Purpose: Patients with aggressive thyroid cancer are frequently failed by the central therapy of ablative radioiodide (RAI) uptake, due to reduced plasma membrane (PM) localization of the sodium/iodide symporter (NIS). We aimed to understand how NIS is endocytosed away from the PM of human thyroid cancer cells, and whether this was druggable in vivo. Experimental Design: Informed by analysis of endocytic gene expression in patients with aggressive thyroid cancer, we used mutagenesis, NanoBiT interaction assays, cell surface biotinylation assays, RAI uptake, and NanoBRET to understand the mechanisms of NIS endocytosis in transformed cell lines and patient-derived human primary thyroid cells. Systemic drug responses were monitored via Tc-99m pertechnetate gamma counting and gene expression in BALB/c mice. Results: We identified an acidic dipeptide within the NIS C-terminus that mediates binding to the sigma 2 subunit of the Adaptor Protein 2 (AP2) heterotetramer. We discovered that the FDA-approved drug chloroquine (CQ) modulates NIS accumulation at the PM in a functional manner that is AP2 dependent.
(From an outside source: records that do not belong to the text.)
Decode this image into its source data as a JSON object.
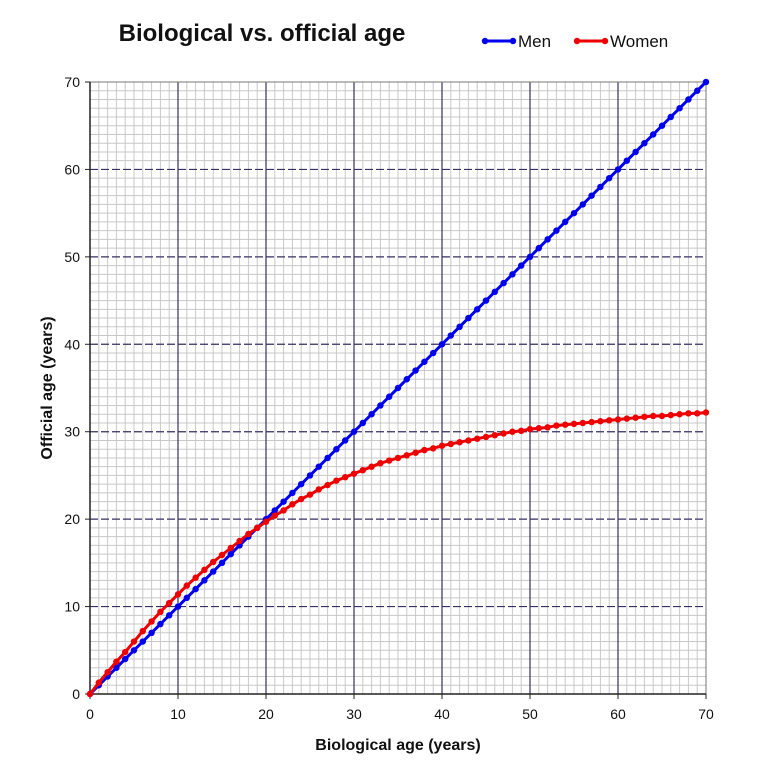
{
  "chart_data": {
    "type": "line",
    "title": "Biological vs. official age",
    "xlabel": "Biological age (years)",
    "ylabel": "Official age (years)",
    "xlim": [
      0,
      70
    ],
    "ylim": [
      0,
      70
    ],
    "xticks": [
      0,
      10,
      20,
      30,
      40,
      50,
      60,
      70
    ],
    "yticks": [
      0,
      10,
      20,
      30,
      40,
      50,
      60,
      70
    ],
    "grid": true,
    "legend_position": "top-right",
    "series": [
      {
        "name": "Men",
        "color": "#0000ee",
        "x": [
          0,
          1,
          2,
          3,
          4,
          5,
          6,
          7,
          8,
          9,
          10,
          11,
          12,
          13,
          14,
          15,
          16,
          17,
          18,
          19,
          20,
          21,
          22,
          23,
          24,
          25,
          26,
          27,
          28,
          29,
          30,
          31,
          32,
          33,
          34,
          35,
          36,
          37,
          38,
          39,
          40,
          41,
          42,
          43,
          44,
          45,
          46,
          47,
          48,
          49,
          50,
          51,
          52,
          53,
          54,
          55,
          56,
          57,
          58,
          59,
          60,
          61,
          62,
          63,
          64,
          65,
          66,
          67,
          68,
          69,
          70
        ],
        "y": [
          0,
          1,
          2,
          3,
          4,
          5,
          6,
          7,
          8,
          9,
          10,
          11,
          12,
          13,
          14,
          15,
          16,
          17,
          18,
          19,
          20,
          21,
          22,
          23,
          24,
          25,
          26,
          27,
          28,
          29,
          30,
          31,
          32,
          33,
          34,
          35,
          36,
          37,
          38,
          39,
          40,
          41,
          42,
          43,
          44,
          45,
          46,
          47,
          48,
          49,
          50,
          51,
          52,
          53,
          54,
          55,
          56,
          57,
          58,
          59,
          60,
          61,
          62,
          63,
          64,
          65,
          66,
          67,
          68,
          69,
          70
        ]
      },
      {
        "name": "Women",
        "color": "#ee0000",
        "x": [
          0,
          1,
          2,
          3,
          4,
          5,
          6,
          7,
          8,
          9,
          10,
          11,
          12,
          13,
          14,
          15,
          16,
          17,
          18,
          19,
          20,
          21,
          22,
          23,
          24,
          25,
          26,
          27,
          28,
          29,
          30,
          31,
          32,
          33,
          34,
          35,
          36,
          37,
          38,
          39,
          40,
          41,
          42,
          43,
          44,
          45,
          46,
          47,
          48,
          49,
          50,
          51,
          52,
          53,
          54,
          55,
          56,
          57,
          58,
          59,
          60,
          61,
          62,
          63,
          64,
          65,
          66,
          67,
          68,
          69,
          70
        ],
        "y": [
          0,
          1.3,
          2.5,
          3.7,
          4.8,
          6.0,
          7.2,
          8.3,
          9.4,
          10.4,
          11.4,
          12.4,
          13.3,
          14.2,
          15.1,
          15.9,
          16.7,
          17.5,
          18.3,
          19.0,
          19.7,
          20.4,
          21.0,
          21.7,
          22.3,
          22.8,
          23.4,
          23.9,
          24.4,
          24.8,
          25.2,
          25.6,
          26.0,
          26.4,
          26.7,
          27.0,
          27.3,
          27.6,
          27.9,
          28.1,
          28.4,
          28.6,
          28.8,
          29.0,
          29.2,
          29.4,
          29.6,
          29.8,
          30.0,
          30.1,
          30.3,
          30.4,
          30.5,
          30.7,
          30.8,
          30.9,
          31.0,
          31.1,
          31.2,
          31.3,
          31.4,
          31.5,
          31.6,
          31.7,
          31.8,
          31.8,
          31.9,
          32.0,
          32.1,
          32.1,
          32.2
        ]
      }
    ]
  }
}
In vivo, CQ treatment of BALB/c mice significantly enhanced thyroidal uptake of Tc-99m pertechnetate in combination with the histone deacetylase (HDAC) inhibitor vorinostat/SAHA, accompanied by increased thyroidal NIS mRNA. Bioinformatic analyses validated the clinical relevance of AP2 genes with disease-free survival in RAI-treated DTC, enabling construction of an AP2 gene-related risk score classifier for predicting recurrence. Conclusions: NIS internalization is specifically druggable in vivo. Our data, therefore, provide new translatable potential for improving RAI therapy using FDA-approved drugs in patients with aggressive thyroid cancer.